Aber eben die allgemeine Natürlichkeit der lyrischen Poesie veranlaßt, daß man so leicht jede
schöne Sprache des Gefühls für lyrische Poesie hält. Besonders glaubt gewöhnlich der
Jüngling, der in Versen die Sprache des Herzens zu reden versucht, daß es doch wohl Poesie
seyn müsse, was er aus vollem Herzen singt. Kein Vorurtheil kann der lyrischen Poesie mehr
schaden. Wenn die bestimmte Welt-Ansicht, die dem Ausdrucke des Gefühls zum Grunde liegt, nicht
schon an sich poetisch ist, so bleibt jener Ausdruck, sei er auch noch so wahr und stark,
und noch so gut versificirt, immer prosaisch.

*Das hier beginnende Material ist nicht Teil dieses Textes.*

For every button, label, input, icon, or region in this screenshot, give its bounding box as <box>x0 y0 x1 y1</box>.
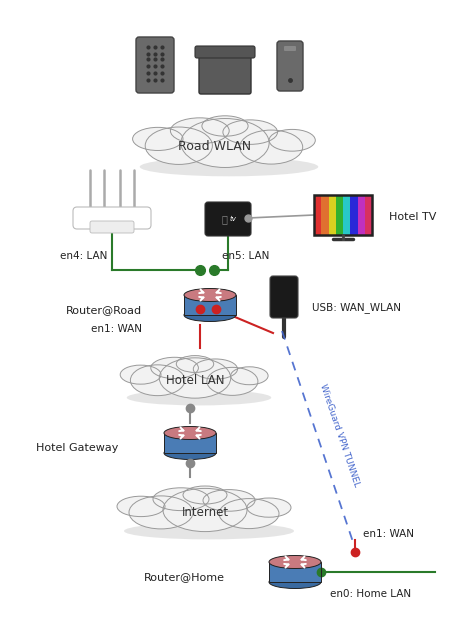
Bar <box>328 195 336 235</box>
Ellipse shape <box>153 488 209 510</box>
Ellipse shape <box>181 119 269 168</box>
Bar <box>350 195 357 235</box>
Ellipse shape <box>240 130 303 164</box>
Ellipse shape <box>247 498 291 517</box>
Ellipse shape <box>145 127 212 165</box>
FancyBboxPatch shape <box>136 37 174 93</box>
Text: en1: WAN: en1: WAN <box>363 529 414 539</box>
Ellipse shape <box>219 499 279 528</box>
Ellipse shape <box>269 556 321 568</box>
Text: Hotel TV: Hotel TV <box>389 212 436 222</box>
Bar <box>365 195 372 235</box>
Text: tv: tv <box>230 216 236 222</box>
Bar <box>357 195 365 235</box>
Ellipse shape <box>120 365 161 384</box>
Ellipse shape <box>163 488 247 532</box>
Bar <box>321 195 328 235</box>
Ellipse shape <box>127 390 271 406</box>
Text: Hotel LAN: Hotel LAN <box>166 373 224 386</box>
FancyBboxPatch shape <box>195 46 255 58</box>
Bar <box>164 433 216 453</box>
Bar <box>314 195 321 235</box>
Ellipse shape <box>129 496 193 529</box>
Ellipse shape <box>133 127 183 150</box>
Text: WireGuard VPN TUNNEL: WireGuard VPN TUNNEL <box>318 383 361 487</box>
Text: en1: WAN: en1: WAN <box>91 324 142 334</box>
Ellipse shape <box>231 367 268 385</box>
Text: en0: Home LAN: en0: Home LAN <box>330 589 411 599</box>
Ellipse shape <box>207 368 258 396</box>
Ellipse shape <box>151 357 198 379</box>
Text: USB: WAN_WLAN: USB: WAN_WLAN <box>312 302 401 314</box>
Ellipse shape <box>140 157 318 176</box>
Ellipse shape <box>203 489 255 511</box>
FancyBboxPatch shape <box>277 41 303 91</box>
Text: en5: LAN: en5: LAN <box>222 251 270 261</box>
FancyBboxPatch shape <box>90 221 134 233</box>
Text: Hotel Gateway: Hotel Gateway <box>36 443 118 453</box>
Ellipse shape <box>269 576 321 589</box>
FancyBboxPatch shape <box>284 46 296 51</box>
Ellipse shape <box>164 427 216 440</box>
Bar <box>336 195 343 235</box>
Ellipse shape <box>223 120 278 144</box>
Bar <box>269 562 321 582</box>
Bar <box>184 295 236 315</box>
Ellipse shape <box>171 118 229 143</box>
Ellipse shape <box>202 116 248 136</box>
Ellipse shape <box>269 129 315 151</box>
Ellipse shape <box>117 496 165 517</box>
Ellipse shape <box>183 486 227 504</box>
Bar <box>343 195 350 235</box>
Ellipse shape <box>164 446 216 460</box>
Ellipse shape <box>176 356 214 373</box>
Text: Router@Road: Router@Road <box>66 305 142 315</box>
FancyBboxPatch shape <box>199 54 251 94</box>
FancyBboxPatch shape <box>205 202 251 236</box>
Ellipse shape <box>124 523 294 540</box>
Ellipse shape <box>184 289 236 302</box>
FancyBboxPatch shape <box>270 276 298 318</box>
Text: en4: LAN: en4: LAN <box>59 251 107 261</box>
Ellipse shape <box>130 365 185 396</box>
Text: Router@Home: Router@Home <box>144 572 225 582</box>
Text: Road WLAN: Road WLAN <box>179 140 252 153</box>
FancyBboxPatch shape <box>73 207 151 229</box>
Ellipse shape <box>194 359 238 379</box>
Ellipse shape <box>159 358 231 398</box>
Ellipse shape <box>184 309 236 322</box>
Text: :  <box>221 214 227 224</box>
Text: Internet: Internet <box>181 505 229 519</box>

Das
Geheim[352]niß der lyrischen Poesie ist die mittelbare Objectivität eben der Darstellung,
in welcher unmittelbar nur der Dichter selbst erscheint. Ein lyrisches Gedicht, das mit Recht so
heißt, öffnet uns eine neue Aussicht in die Natur und in das poetische Verhältniß des
menschlichen Geistes zur Welt. Die lyrische Poesie geht daher, so bald sie sich über
die engsten Beschränkungen des Augenblicks erweitert, von selbst in die didaktische über;
und je höher sie sich zur Region der Ode erhebt, desto didaktischer wird ihr Flug. In
jeder vollkommen lyrischen Composition muß ein universeller Gedanke herrschen, der aber als
individuell erscheint. Den Mangel eines solchen Gedankens können die schönsten Bilder und
Beschreibungen nicht vergüten. Aber sobald der lyrische Gedankenschwung in strenge Betrachtung
übergeht, hebt er sich selbst auf. Die lyrische Ordnung der Gedanken und Bilder ist eben deßwegen
eine logische
Unord[353]nung. Frei muß der lyrische Strom der Gedanken und Gefühle bald brausen, bald
spiegelnd sich ergießen. Auch der Schatten eines Systems muß im lyrischen Gedichte
verschwinden, weil sonst das poetische Interessse sogleich zum theoretischen wird. Aber
Fragmente einer wahren Lebensphilosophie dringen durch keine Art von Darstellung so tief
in das Innere der Seele, als durch die lyrische.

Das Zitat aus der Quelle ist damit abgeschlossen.